Una volta convinti di aver individuato il Bene, a sua volta incarnato in una ben precisa realtà storico-politica come l’Unione Sovietica (della quale pur si criticavano i limiti contingenti), non potevano sussistere dubbi sulla necessità di schierarsi. Anche i fatti ungheresi, dunque, erano giudicati alla stregua di un incidente di percorso che non poteva scuotere la bontà dell’impalcatura complessiva.

Alla luce di queste considerazioni, la recente dimostrazione che la politica del Partito comunista era in buona parte eterodiretta, nel senso di essere “guidata dall’esterno”, dovrebbe suscitare negli osservatori una sorpresa assai minore di quella che si è invece manifestata: la già citata dipendenza del partito dalle direttive dell’internazionalismo proletario era un fatto scontato per chi, in quegli anni, militava nel campo comunista.

Naturalmente “comprendere” non equivale a “giustificare”; né del resto avrebbe senso la giustificazione di una visione del mondo che si è dimostrata fallace. E’ questo, invece, il tentativo posto in essere in molti suoi scritti da Luciano Canfora, autore che ancora crede nella validità del marxismo. Egli ha a più riprese cercato di storicizzare Togliatti intendendo dimostrare che, nelle concrete circostanze in cui si trovò ad operare, il leader comunista italiano non avrebbe potuto agire diversamente da come in effetti fece.

Togliatti, dunque, corresponsabile dei crimini staliniani e colpevole di non averli denunciati quando era esule in Unione Sovietica? Forse è così - risponde Canfora - ma questa è solo la superficie del problema. A suo giudizio, in realtà “il Migliore” non aveva alternative; se avesse parlato sarebbe stato eliminato come tanti altri, impedendo in tal modo la svolta di Salerno, vale a dire la rifondazione, al suo ritorno in Italia nel 1944, di un partito più nazional-popolare che marxista-leninista e inserito a pieno titolo nel sistema politico grazie all’accettazione del metodo democratico.
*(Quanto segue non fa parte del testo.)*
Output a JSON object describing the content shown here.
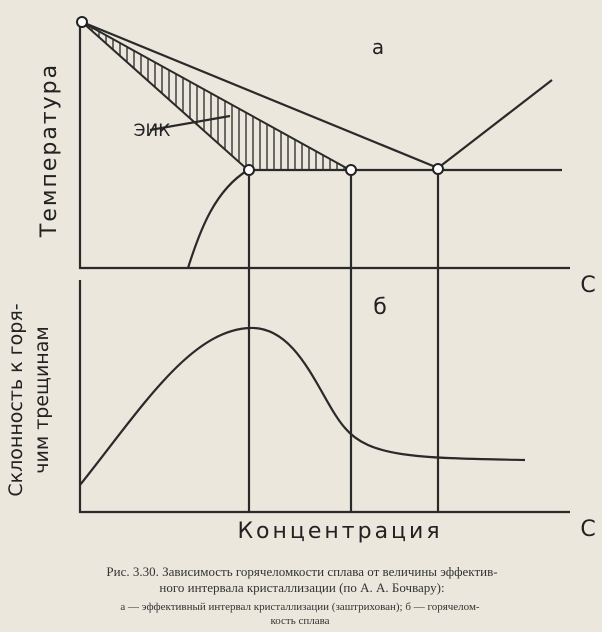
{
  "diagram": {
    "panel_a": {
      "label": "а",
      "y_axis_label": "Температура",
      "x_axis_label": "С",
      "region_label": "ЭИК"
    },
    "panel_b": {
      "label": "б",
      "y_axis_label_lines": [
        "Склонность к горя-",
        "чим трещинам"
      ],
      "x_axis_label": "С",
      "x_axis_title": "Концентрация"
    }
  },
  "caption": {
    "title_lines": [
      "Рис. 3.30. Зависимость горячеломкости сплава от величины эффектив-",
      "ного интервала кристаллизации (по А. А. Бочвару):"
    ],
    "legend_lines": [
      "а — эффективный интервал кристаллизации (заштрихован); б — горячелом-",
      "кость сплава"
    ]
  }
}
Il marxismo - soprattutto nella sua versione leninista - è stato una grande utopia, probabilmente la maggiore del secolo scorso. Chi vi aderiva entrava a far parte di un sistema etico-ideologico onnipervasivo, retto da leggi sue proprie e dominato da canoni peculiari di scientificità. In questo senso esso offriva ai suoi adepti un’interpretazione totalizzante della realtà e della storia, dotata di un proprio e unico concetto di Verità. Non è quindi difficile comprendere che il militante comunista era automaticamente condotto a giustificare ogni eccesso in vista del conseguimento di un obiettivo di ordine superiore: la fine dello sfruttamento e la realizzazione di una società senza classi.

Ma affermare, con Canfora, che Togliatti gestiva il Pci con metodi stalinisti pur essendo in cuor suo un democratico costituisce un falso storico. Molto meglio sarebbe riconoscere che si è stati leninisti perché si riteneva un tempo che da quella parte stava la Verità, mentre ora non lo si è più perché si è compreso che essa non può mai venir acquisita una volta per tutte.